Kazuichi Okazaki. Dig Dis Sci.

Abstract

Autoimmune pancreatitis (AIP) is an entity that has been recognized since 1961. Prior to the discovery of elevated serum IgG4 as a useful biomarker for its diagnosis, Dr. Yoshida in 1995 first described the entity of AIP, which in retrospect closely resembles the current concept of type 1 AIP. Since the discovery of IgG4 as a biomarker (the IgG4-era), a novel concept of IgG4-related disease (IgG4-RD) has been accepted as being comprised of two subtypes of AIP: type 1 defined as the pancreatic manifestation of IgG4-RD, and type 2 characterized by granulocytic epithelial lesions.

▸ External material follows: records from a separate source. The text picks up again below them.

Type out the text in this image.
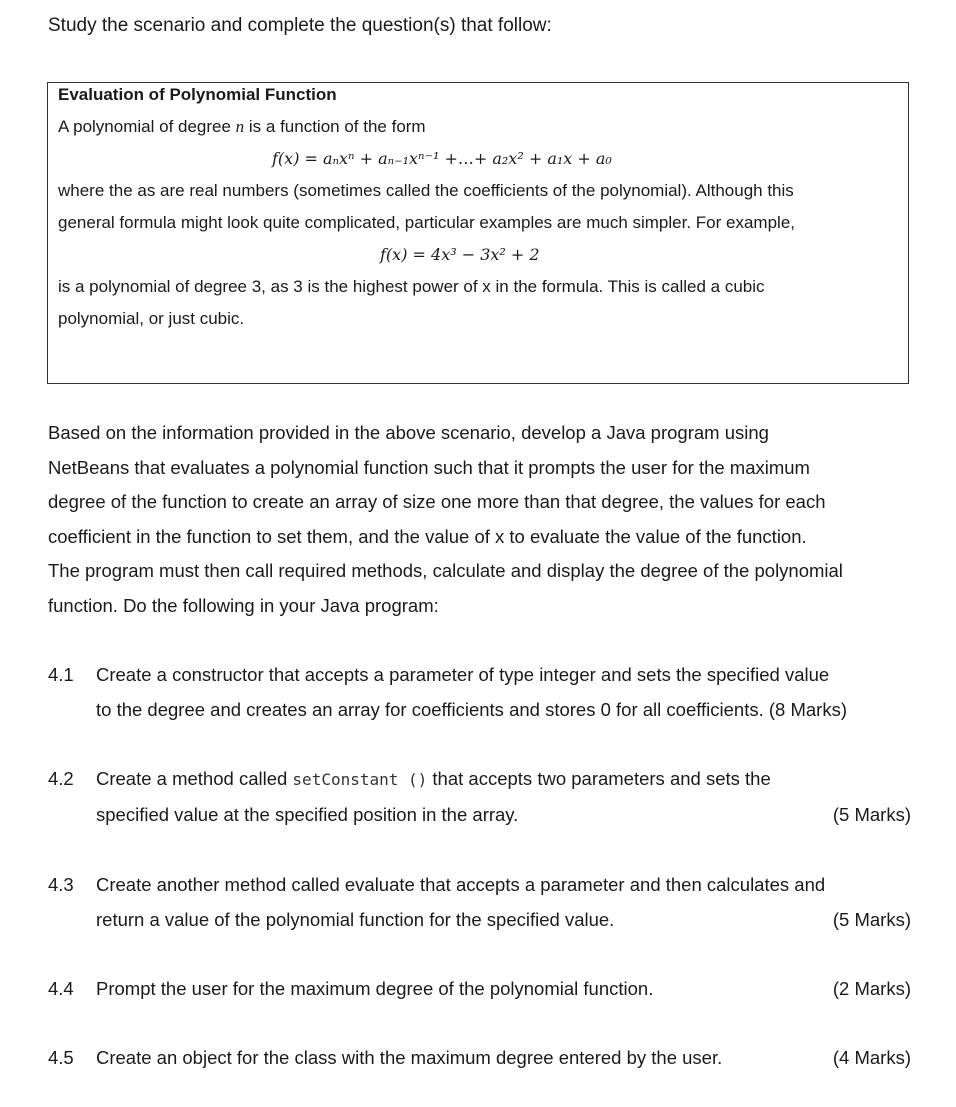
Study the scenario and complete the question(s) that follow:
Evaluation of Polynomial Function
A polynomial of degree n is a function of the form
f(x) = aₙxⁿ + aₙ₋₁xⁿ⁻¹ +…+ a₂x² + a₁x + a₀
where the as are real numbers (sometimes called the coefficients of the polynomial). Although this
general formula might look quite complicated, particular examples are much simpler. For example,
f(x) = 4x³ − 3x² + 2
is a polynomial of degree 3, as 3 is the highest power of x in the formula. This is called a cubic
polynomial, or just cubic.
Based on the information provided in the above scenario, develop a Java program using
NetBeans that evaluates a polynomial function such that it prompts the user for the maximum
degree of the function to create an array of size one more than that degree, the values for each
coefficient in the function to set them, and the value of x to evaluate the value of the function.
The program must then call required methods, calculate and display the degree of the polynomial
function. Do the following in your Java program:
4.1 Create a constructor that accepts a parameter of type integer and sets the specified value
to the degree and creates an array for coefficients and stores 0 for all coefficients. (8 Marks)
4.2 Create a method called setConstant () that accepts two parameters and sets the
specified value at the specified position in the array.	(5 Marks)
4.3 Create another method called evaluate that accepts a parameter and then calculates and
return a value of the polynomial function for the specified value.	(5 Marks)
4.4 Prompt the user for the maximum degree of the polynomial function.	(2 Marks)
4.5 Create an object for the class with the maximum degree entered by the user.	(4 Marks)
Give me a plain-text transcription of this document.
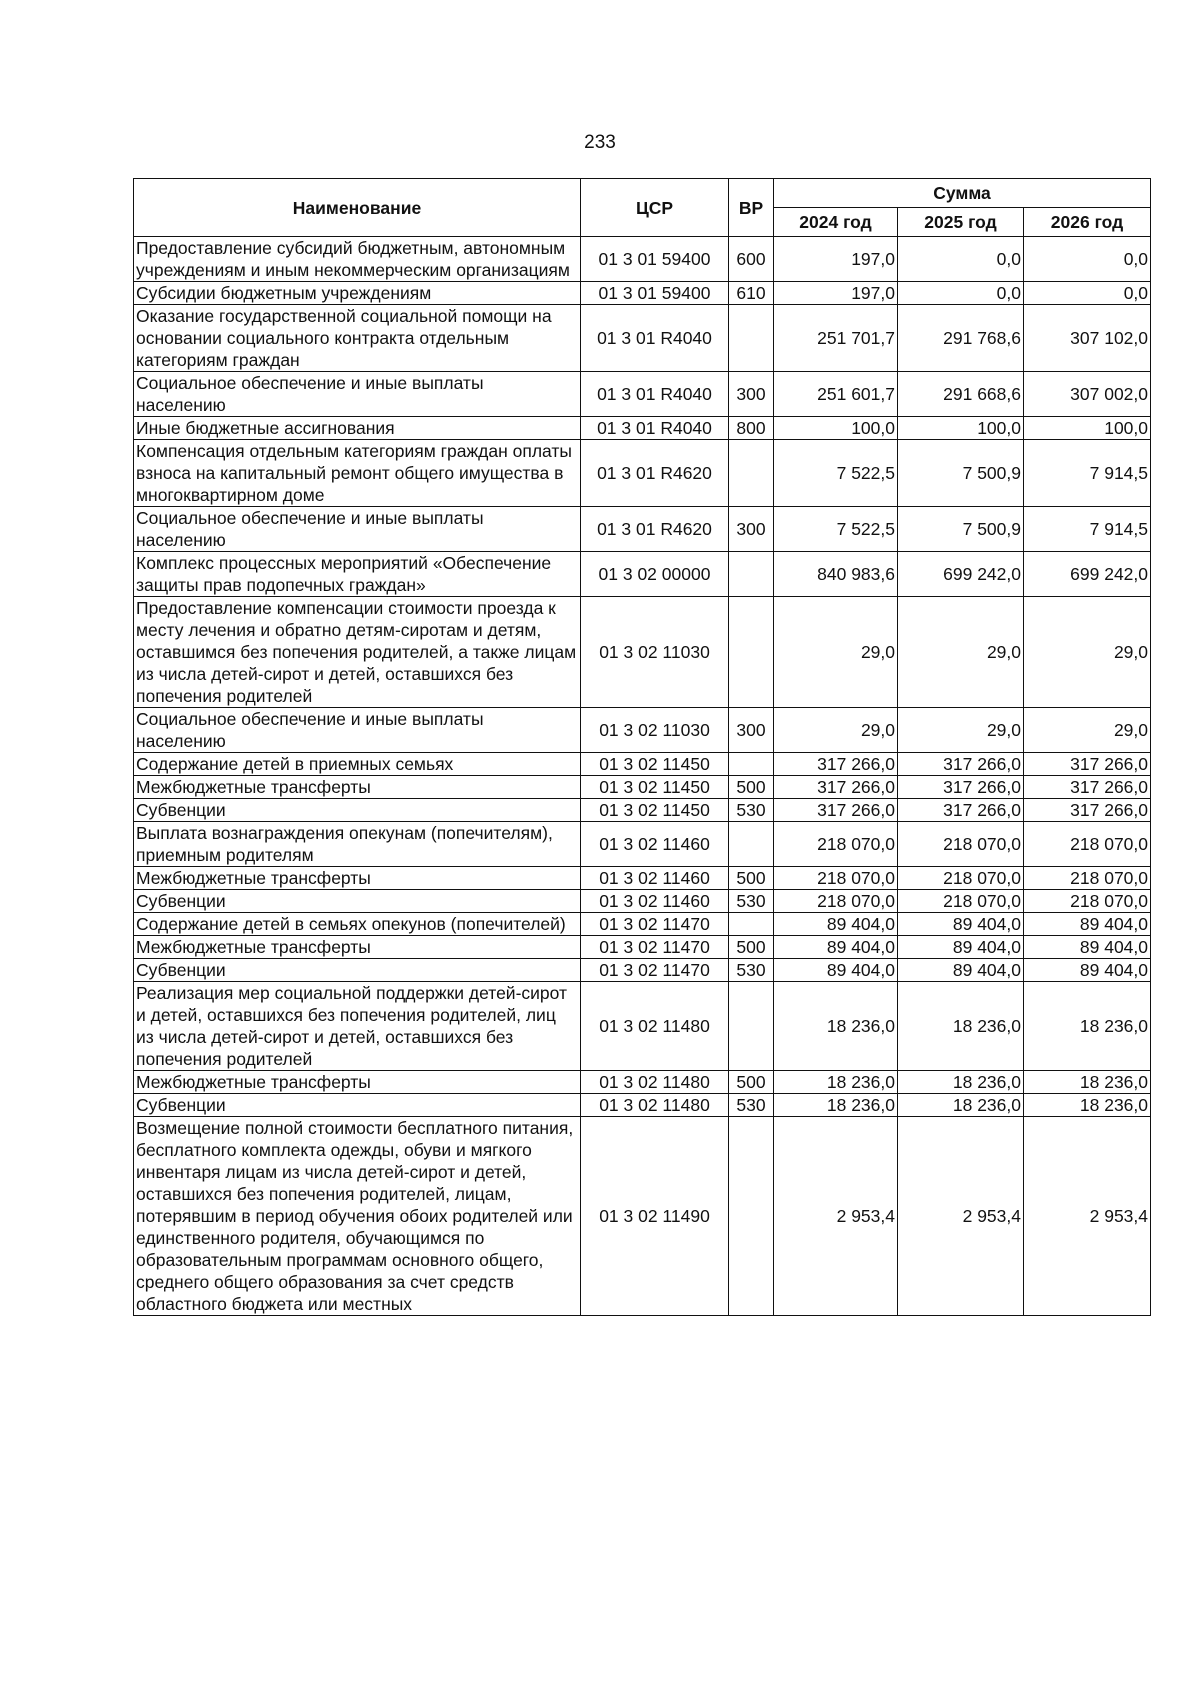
233
Наименование	ЦСР	ВР	Сумма		
			2024 год	2025 год	2026 год
Предоставление субсидий бюджетным, автономным учреждениям и иным некоммерческим организациям	01 3 01 59400	600	197,0	0,0	0,0
Субсидии бюджетным учреждениям	01 3 01 59400	610	197,0	0,0	0,0
Оказание государственной социальной помощи на основании социального контракта отдельным категориям граждан	01 3 01 R4040		251 701,7	291 768,6	307 102,0
Социальное обеспечение и иные выплаты населению	01 3 01 R4040	300	251 601,7	291 668,6	307 002,0
Иные бюджетные ассигнования	01 3 01 R4040	800	100,0	100,0	100,0
Компенсация отдельным категориям граждан оплаты взноса на капитальный ремонт общего имущества в многоквартирном доме	01 3 01 R4620		7 522,5	7 500,9	7 914,5
Социальное обеспечение и иные выплаты населению	01 3 01 R4620	300	7 522,5	7 500,9	7 914,5
Комплекс процессных мероприятий «Обеспечение защиты прав подопечных граждан»	01 3 02 00000		840 983,6	699 242,0	699 242,0
Предоставление компенсации стоимости проезда к месту лечения и обратно детям-сиротам и детям, оставшимся без попечения родителей, а также лицам из числа детей-сирот и детей, оставшихся без попечения родителей	01 3 02 11030		29,0	29,0	29,0
Социальное обеспечение и иные выплаты населению	01 3 02 11030	300	29,0	29,0	29,0
Содержание детей в приемных семьях	01 3 02 11450		317 266,0	317 266,0	317 266,0
Межбюджетные трансферты	01 3 02 11450	500	317 266,0	317 266,0	317 266,0
Субвенции	01 3 02 11450	530	317 266,0	317 266,0	317 266,0
Выплата вознаграждения опекунам (попечителям), приемным родителям	01 3 02 11460		218 070,0	218 070,0	218 070,0
Межбюджетные трансферты	01 3 02 11460	500	218 070,0	218 070,0	218 070,0
Субвенции	01 3 02 11460	530	218 070,0	218 070,0	218 070,0
Содержание детей в семьях опекунов (попечителей)	01 3 02 11470		89 404,0	89 404,0	89 404,0
Межбюджетные трансферты	01 3 02 11470	500	89 404,0	89 404,0	89 404,0
Субвенции	01 3 02 11470	530	89 404,0	89 404,0	89 404,0
Реализация мер социальной поддержки детей-сирот и детей, оставшихся без попечения родителей, лиц из числа детей-сирот и детей, оставшихся без попечения родителей	01 3 02 11480		18 236,0	18 236,0	18 236,0
Межбюджетные трансферты	01 3 02 11480	500	18 236,0	18 236,0	18 236,0
Субвенции	01 3 02 11480	530	18 236,0	18 236,0	18 236,0
Возмещение полной стоимости бесплатного питания, бесплатного комплекта одежды, обуви и мягкого инвентаря лицам из числа детей-сирот и детей, оставшихся без попечения родителей, лицам, потерявшим в период обучения обоих родителей или единственного родителя, обучающимся по образовательным программам основного общего, среднего общего образования за счет средств областного бюджета или местных	01 3 02 11490		2 953,4	2 953,4	2 953,4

The characteristic features of type 1 AIP are increased serum IgG4 levels, lymphoplasmacytic sclerosing pancreatitis (abundant infiltration of IgG4+ plasmocytes and lymphocytes, storiform fibrosis, and obliterative phlebitis), extrapancreatic manifestations of IgG4-RD (e.g., sclerosing cholangitis, sclerosing sialadenitis, retroperitoneal fibrosis), and steroid responsiveness. These entities can be differentiated from mimickers by a combination of serum IgG4 level, imaging features, and histopathological findings. The current first-line therapy is corticosteroids, or rituximab in high-risk patients with steroid intolerance. Although relapse rates are high, treatment of relapsed disease remains experimental.

Keywords: Autoimmune pancreatitis; IgG4; IgG4-related disease.